Horton’s Lancet didn’t seem to learn lessons as the journal was called out for data issues on a pivotal study, published at a key time during the pandemic, claiming the cheap, widely available drug hydroxychloroquine was unsafe. The move was later called one of the biggest retractions in modern history.
Operating mostly behind-the-scenes, the dysfunctional workings of science have spilled out into the public conscious in a big way.
A once sacred cow – untouchable ‘settled science’ in the industry was that depression’s cause was a brain chemical imbalance problem. The chemical?….Serotonin – and Big Pharma’s decades long answer was a class of chemicals called Selective Serotonin Reuptake Inhibitors (SSRIs).
A new analysis of the literature just published in the Journal Molecular Psychiatry, titled The serotonin theory of depression: a systematic umbrella review of the evidence looks at the principal relevant areas of research on the still influential serotonin hypothesis of depression.
The researchers write,
“The main areas of serotonin research provide no consistent evidence of there being an association between serotonin and depression, and no support for the hypothesis that depression is caused by lowered serotonin activity or concentrations.
They conclude with this final paragraph in their analysis:
“This review suggests that the huge research effort based on the serotonin hypothesis has not produced convincing evidence of a biochemical basis to depression. This is consistent with research on many other biological markers. We suggest it is time to acknowledge that the serotonin theory of depression is not empirically substantiated.”
At the same time, another bombshell has challenged research underpinning a dominant amyloid hypothesis of Alzheimer’s. The idea that plaques in brain tissue are a primary cause of these illnesses. Red flags were identified when the images from the pivotal 2006 research paper were reexamined by a 37 year old neuroscientist. The findings, writes Science.org, “…imply millions of federal dollars may have been misspent on the research—and much more on related efforts. Some Alzheimer’s experts now suspect Lesné’s studies have misdirected Alzheimer’s research for 16 years.”

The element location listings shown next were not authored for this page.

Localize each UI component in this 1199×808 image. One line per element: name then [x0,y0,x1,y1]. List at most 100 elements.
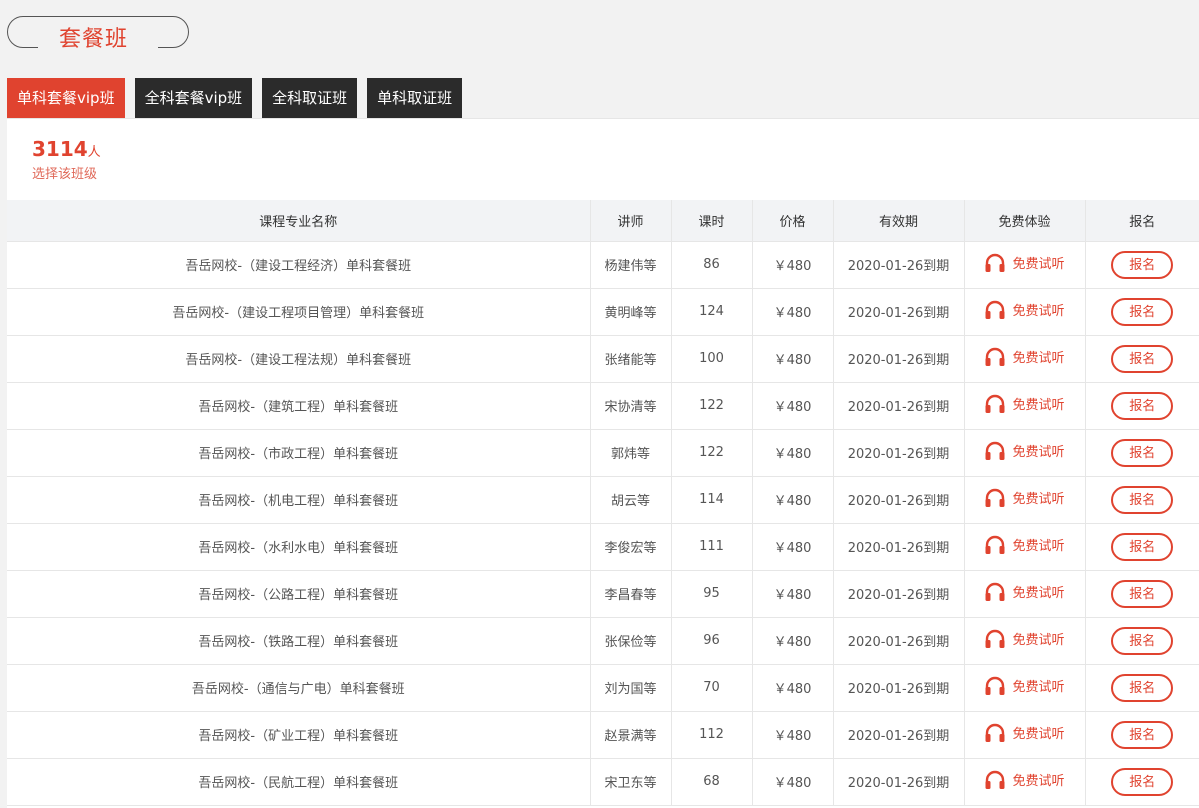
header-hours: 课时 [671,200,753,242]
course-price: ￥480 [752,617,834,665]
course-price: ￥480 [752,382,834,430]
course-teacher: 李俊宏等 [590,523,672,571]
table-row: 吾岳网校-（通信与广电）单科套餐班 刘为国等 70 ￥480 2020-01-26到期 免… [7,664,1199,712]
headphones-icon [985,582,1005,601]
enroll-button[interactable]: 报名 [1111,438,1174,467]
free-trial-link[interactable]: 免费试听 [984,488,1065,508]
tab-single-subject-cert[interactable]: 单科取证班 [367,78,463,118]
table-row: 吾岳网校-（建设工程经济）单科套餐班 杨建伟等 86 ￥480 2020-01-26到期… [7,241,1199,289]
header-free-trial: 免费体验 [964,200,1086,242]
enroll-cell: 报名 [1085,523,1199,571]
enroll-cell: 报名 [1085,617,1199,665]
course-teacher: 张绪能等 [590,335,672,383]
table-row: 吾岳网校-（铁路工程）单科套餐班 张保俭等 96 ￥480 2020-01-26到期 免费… [7,617,1199,665]
free-trial-label: 免费试听 [1012,633,1065,648]
free-trial-link[interactable]: 免费试听 [984,629,1065,649]
headphones-icon [985,770,1005,789]
course-hours: 122 [671,429,753,477]
headphones-icon [985,253,1005,272]
table-row: 吾岳网校-（建设工程项目管理）单科套餐班 黄明峰等 124 ￥480 2020-01-2… [7,288,1199,336]
free-trial-link[interactable]: 免费试听 [984,582,1065,602]
enroll-button[interactable]: 报名 [1111,532,1174,561]
free-trial-cell: 免费试听 [964,570,1086,618]
free-trial-cell: 免费试听 [964,429,1086,477]
free-trial-label: 免费试听 [1012,539,1065,554]
course-hours: 96 [671,617,753,665]
course-expiry: 2020-01-26到期 [833,664,965,712]
header-price: 价格 [752,200,834,242]
course-name: 吾岳网校-（建设工程项目管理）单科套餐班 [7,288,591,336]
course-price: ￥480 [752,476,834,524]
free-trial-cell: 免费试听 [964,523,1086,571]
enroll-button[interactable]: 报名 [1111,767,1174,796]
headphones-icon [985,347,1005,366]
free-trial-link[interactable]: 免费试听 [984,535,1065,555]
free-trial-label: 免费试听 [1012,304,1065,319]
course-expiry: 2020-01-26到期 [833,335,965,383]
course-teacher: 赵景满等 [590,711,672,759]
free-trial-link[interactable]: 免费试听 [984,394,1065,414]
course-teacher: 张保俭等 [590,617,672,665]
free-trial-link[interactable]: 免费试听 [984,300,1065,320]
course-teacher: 李昌春等 [590,570,672,618]
free-trial-label: 免费试听 [1012,774,1065,789]
course-teacher: 宋卫东等 [590,758,672,806]
course-hours: 68 [671,758,753,806]
enroll-button[interactable]: 报名 [1111,626,1174,655]
course-price: ￥480 [752,523,834,571]
enroll-button[interactable]: 报名 [1111,250,1174,279]
course-name: 吾岳网校-（铁路工程）单科套餐班 [7,617,591,665]
free-trial-label: 免费试听 [1012,351,1065,366]
enroll-button[interactable]: 报名 [1111,579,1174,608]
free-trial-link[interactable]: 免费试听 [984,253,1065,273]
table-header-row: 课程专业名称 讲师 课时 价格 有效期 免费体验 报名 [7,200,1199,242]
course-name: 吾岳网校-（建筑工程）单科套餐班 [7,382,591,430]
course-price: ￥480 [752,241,834,289]
enroll-cell: 报名 [1085,288,1199,336]
free-trial-label: 免费试听 [1012,445,1065,460]
enroll-cell: 报名 [1085,429,1199,477]
course-price: ￥480 [752,758,834,806]
table-row: 吾岳网校-（建设工程法规）单科套餐班 张绪能等 100 ￥480 2020-01-26到… [7,335,1199,383]
course-name: 吾岳网校-（民航工程）单科套餐班 [7,758,591,806]
enroll-button[interactable]: 报名 [1111,673,1174,702]
course-name: 吾岳网校-（机电工程）单科套餐班 [7,476,591,524]
course-hours: 114 [671,476,753,524]
enrollment-unit: 人 [87,145,101,160]
headphones-icon [985,629,1005,648]
enroll-button[interactable]: 报名 [1111,297,1174,326]
course-hours: 86 [671,241,753,289]
free-trial-cell: 免费试听 [964,664,1086,712]
headphones-icon [985,300,1005,319]
tab-all-subject-vip[interactable]: 全科套餐vip班 [134,78,253,118]
enroll-cell: 报名 [1085,758,1199,806]
enroll-cell: 报名 [1085,664,1199,712]
course-expiry: 2020-01-26到期 [833,288,965,336]
course-price: ￥480 [752,288,834,336]
enroll-button[interactable]: 报名 [1111,344,1174,373]
tab-all-subject-cert[interactable]: 全科取证班 [262,78,358,118]
enroll-button[interactable]: 报名 [1111,720,1174,749]
enroll-button[interactable]: 报名 [1111,391,1174,420]
course-name: 吾岳网校-（水利水电）单科套餐班 [7,523,591,571]
course-expiry: 2020-01-26到期 [833,241,965,289]
table-row: 吾岳网校-（水利水电）单科套餐班 李俊宏等 111 ￥480 2020-01-26到期 免… [7,523,1199,571]
enroll-cell: 报名 [1085,711,1199,759]
course-teacher: 宋协清等 [590,382,672,430]
course-hours: 124 [671,288,753,336]
enroll-cell: 报名 [1085,335,1199,383]
headphones-icon [985,488,1005,507]
table-row: 吾岳网校-（机电工程）单科套餐班 胡云等 114 ￥480 2020-01-26到期 免费… [7,476,1199,524]
tab-single-subject-vip[interactable]: 单科套餐vip班 [7,78,125,118]
free-trial-link[interactable]: 免费试听 [984,441,1065,461]
free-trial-link[interactable]: 免费试听 [984,770,1065,790]
free-trial-cell: 免费试听 [964,476,1086,524]
free-trial-link[interactable]: 免费试听 [984,676,1065,696]
free-trial-link[interactable]: 免费试听 [984,347,1065,367]
free-trial-link[interactable]: 免费试听 [984,723,1065,743]
free-trial-cell: 免费试听 [964,711,1086,759]
free-trial-label: 免费试听 [1012,492,1065,507]
enroll-button[interactable]: 报名 [1111,485,1174,514]
course-teacher: 黄明峰等 [590,288,672,336]
course-expiry: 2020-01-26到期 [833,382,965,430]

Bad science has devastating consequences and it’s not just relegated to the areas of public health and medical research. Climate science is also in the midst of a long unraveling.
A ‘star’ marine ecologist from the University of Delaware has committed misconduct an internal investigation has found.

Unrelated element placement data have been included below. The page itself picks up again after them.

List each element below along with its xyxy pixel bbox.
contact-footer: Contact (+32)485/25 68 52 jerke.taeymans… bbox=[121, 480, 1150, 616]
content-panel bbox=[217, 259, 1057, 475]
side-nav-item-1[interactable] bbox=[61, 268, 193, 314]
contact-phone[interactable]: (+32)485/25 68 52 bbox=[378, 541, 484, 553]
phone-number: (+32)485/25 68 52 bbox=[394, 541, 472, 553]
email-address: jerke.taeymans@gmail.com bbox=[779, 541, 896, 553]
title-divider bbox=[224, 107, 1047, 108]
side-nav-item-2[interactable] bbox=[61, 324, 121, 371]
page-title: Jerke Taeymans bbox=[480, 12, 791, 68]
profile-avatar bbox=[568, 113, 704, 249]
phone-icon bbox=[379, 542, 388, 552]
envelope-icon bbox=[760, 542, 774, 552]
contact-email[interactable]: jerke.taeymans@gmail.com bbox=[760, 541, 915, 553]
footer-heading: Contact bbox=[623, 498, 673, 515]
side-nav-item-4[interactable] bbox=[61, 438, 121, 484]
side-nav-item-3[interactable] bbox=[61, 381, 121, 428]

Marine ecologist Danielle Dixson committed fabrication and falsification in work on fish behavior and coral reefs. Many of her studies appeared to show Earth’s rising carbon dioxide (CO2) levels can have dramatic effects.
Another blow, beyond the CDC’s recent admission of failure, was just delivered to the U.S. government’s public trust. Again, in the area of climate science reaching all the way to the White House and Biden Administration.
Jane Lubchenco, first deputy director of climate and environment in the White House Office of Science and Technology Policy and Co-chair of the White House’s Scientific Integrity Task Force was just barred from work at The National Academy of Sciences for five years.
In her research last year, Lubchenco used old data to overestimate the potential of expanding global marine protected area coverage – think government net-zero emissions-type land grab similar to what’s happening to the farmers in the Netherlands…but in the ocean.
Oh yeah, and one of the co-authors on the paper was her brother-in-law.
How deep of a hit will public trust take as scientific misconduct continues to be exposed? How much of what we’ve been led to believe was wrong?